Israel, similarly, also has an intense stake in the US being in the region, and still likely sees Washington as their top strategic partner. Nonetheless, Israel as a regional power wants to leverage its relative power in the region to gain more freedom to make foreign policy decisions without external pressures and to achieve increased economic independence. Therefore, China is still an asset. And, as the US has learned in Italy and other European states, they will be hard-pressed to stop even close allies from turning down Chinese money.

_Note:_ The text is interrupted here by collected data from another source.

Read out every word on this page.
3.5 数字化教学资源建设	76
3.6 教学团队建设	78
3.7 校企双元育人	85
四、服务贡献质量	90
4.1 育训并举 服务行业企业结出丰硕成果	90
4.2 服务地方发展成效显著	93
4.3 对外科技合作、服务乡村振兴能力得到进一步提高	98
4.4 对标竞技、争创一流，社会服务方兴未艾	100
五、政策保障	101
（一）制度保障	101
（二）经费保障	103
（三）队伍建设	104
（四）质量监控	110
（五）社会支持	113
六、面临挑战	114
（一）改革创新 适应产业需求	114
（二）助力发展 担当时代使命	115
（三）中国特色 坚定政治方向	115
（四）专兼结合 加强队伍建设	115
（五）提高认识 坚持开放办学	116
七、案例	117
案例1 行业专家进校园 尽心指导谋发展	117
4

Therefore, a mutually beneficial partnership between Washington and Israel to raise security protocols regarding Chinese investment would be the most prudent and possible way of avoiding security breaches (that the US is worried about) while still safeguarding Israeli interests its economic opportunities. A prime example of what could be done is implementing greater foreign investment screening measures. A dedicated philosophy for foreign investment screening would be required; for example, the US focuses on national security, Australian on national interest, and Canada on net benefit. This could be unified via a bureau that works together with the Ministry of Foreign Affairs, or a specialized department within a branch of Israeli’s Intelligence Community. Furthermore, it would be prudent for the US to help Israel come to a flushed-out strategy regarding how it should negotiate with China. Tel Aviv would benefit from American expertise while Washington gets greater influence and control over a potentially growing threat. The ideal situation for Washington would be getting Israel to a point of running its own relations with China autonomously, but without giving Beijing access to any of the security breaches. Ultimately, it is the US and China who are the superpowers here; power politics are fully at play, and the US has more cards in the game.